Surgem textos na Internet lembrando desse desprezo da Cidade FM às lições do trabalho de Luiz Antônio, conhecido como LAM, e isso vai além de questões acerca de divulgar bem ou mal a cultura rock. É um caso de egoísmo humano, de desprezo a um trabalho diferenciado, que se reduziu a pó, porque a Rádio Cidade simplesmente adota todos os elementos de trabalho radiofônico que a Fluminense FM queria evitar e até combater.

A Rádio Cidade tem uma grande de programação inspirada na Jovem Pan FM. Programas de humor, programa de "sucessos do momento", "mais pedidas", "músicas antigas" e "novidades", apenas camuflados num aparato "roqueiro". Não é uma grade de programação de rádio de rock, que aborda as variações do gênero e vai muito além dos "grandes sucessos" e da "música de trabalho". O estilo de locução, por sua vez, segue o estilo "gostosão" reprovado por LAM.

Outra crítica sobre a Rádio Cidade se refere à emissora não ter qualquer tradição histórica com o gênero, a partir do seu nome.
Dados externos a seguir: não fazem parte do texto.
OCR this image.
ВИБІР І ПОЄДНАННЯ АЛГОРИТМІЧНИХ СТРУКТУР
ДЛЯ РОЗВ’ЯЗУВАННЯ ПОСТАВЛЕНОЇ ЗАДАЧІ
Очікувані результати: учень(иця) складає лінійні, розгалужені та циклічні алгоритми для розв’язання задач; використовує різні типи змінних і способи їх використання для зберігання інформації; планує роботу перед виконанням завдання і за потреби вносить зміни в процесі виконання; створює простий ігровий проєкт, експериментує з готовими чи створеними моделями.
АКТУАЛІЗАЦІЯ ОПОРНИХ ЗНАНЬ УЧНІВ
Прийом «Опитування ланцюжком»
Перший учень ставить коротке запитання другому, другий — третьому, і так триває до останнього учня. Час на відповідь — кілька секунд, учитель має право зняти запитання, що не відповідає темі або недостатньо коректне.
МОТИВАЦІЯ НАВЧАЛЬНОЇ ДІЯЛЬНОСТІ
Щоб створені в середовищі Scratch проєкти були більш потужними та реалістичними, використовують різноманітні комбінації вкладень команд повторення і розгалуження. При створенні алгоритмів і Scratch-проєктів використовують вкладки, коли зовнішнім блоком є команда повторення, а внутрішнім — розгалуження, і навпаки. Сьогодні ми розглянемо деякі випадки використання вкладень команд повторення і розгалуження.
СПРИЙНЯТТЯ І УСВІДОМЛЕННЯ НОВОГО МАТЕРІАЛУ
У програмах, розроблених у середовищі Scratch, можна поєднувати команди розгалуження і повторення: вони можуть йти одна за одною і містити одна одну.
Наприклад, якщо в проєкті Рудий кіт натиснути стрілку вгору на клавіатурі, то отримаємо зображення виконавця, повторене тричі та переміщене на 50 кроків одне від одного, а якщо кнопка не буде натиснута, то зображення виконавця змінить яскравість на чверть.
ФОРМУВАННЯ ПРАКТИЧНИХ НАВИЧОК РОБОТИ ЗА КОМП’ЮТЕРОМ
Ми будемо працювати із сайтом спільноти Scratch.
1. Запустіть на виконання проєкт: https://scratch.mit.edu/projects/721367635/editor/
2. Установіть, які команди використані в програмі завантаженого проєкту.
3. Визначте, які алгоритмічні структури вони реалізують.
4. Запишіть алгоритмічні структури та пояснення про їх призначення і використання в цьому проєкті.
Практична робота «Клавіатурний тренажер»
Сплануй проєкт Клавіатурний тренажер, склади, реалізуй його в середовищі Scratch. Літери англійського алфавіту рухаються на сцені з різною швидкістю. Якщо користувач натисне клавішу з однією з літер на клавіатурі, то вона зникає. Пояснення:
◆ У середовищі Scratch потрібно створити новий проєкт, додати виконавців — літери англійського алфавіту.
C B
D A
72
A rádio surgiu em 1977 se consagrando no pop convencional, e só "aderiu ao rock" quando percebeu o potencial comercial do estilo, ou seja, quando havia "grana rolando". Sem tradição histórica nem pessoal especializado, a emissora apenas "força a barra" querendo criar para si uma reserva de mercado exclusiva ou, ao menos, dominante no rock.

Fora do âmbito roqueiro e, mesmo comparando com a situação do "espiritismo", a relação Fluminense FM x Rádio Cidade têm a mesma natureza da relação Allan Kardec x Jean-Baptiste Roustaing. E, vendo de fora o caso, nota-se que a Rádio Cidade faz um verdadeiro desrespeito ao trabalho difícil de um jornalista como Luiz Antônio, por jogar todas as lições dele no lixo.

Por isso, mais do que uma deturpação da cultura rock e da forma caricata com que a Rádio Cidade trata o público roqueiro, reduzido a um consumista submisso - sobretudo um "consumista do rock" - , é o desprezo que se tem a todo um trabalho de radialistas em prol da cultura rock no passado, assim como a ignorância de todo um histórico da cultura rock do Brasil e do mundo, já que mesmo nos momentos mais "radicalmente roqueiros", a Cidade FM sempre foi uma rádio comercial "só de sucessos".

O caso mostra o descaso que uma emissora e sua minoria de seguidores fanáticos (que encaram o rock como se fosse uma seita neopentecostal) tem com a verdadeira natureza de um estilo cultural e o desprezo que tem com as lições feitas há décadas por equipes de radialistas que tentaram ir além dos estereótipos associados ao rock. Jogar todo esse trabalho fora é demonstração de puro desprezo aos esforços do próximo.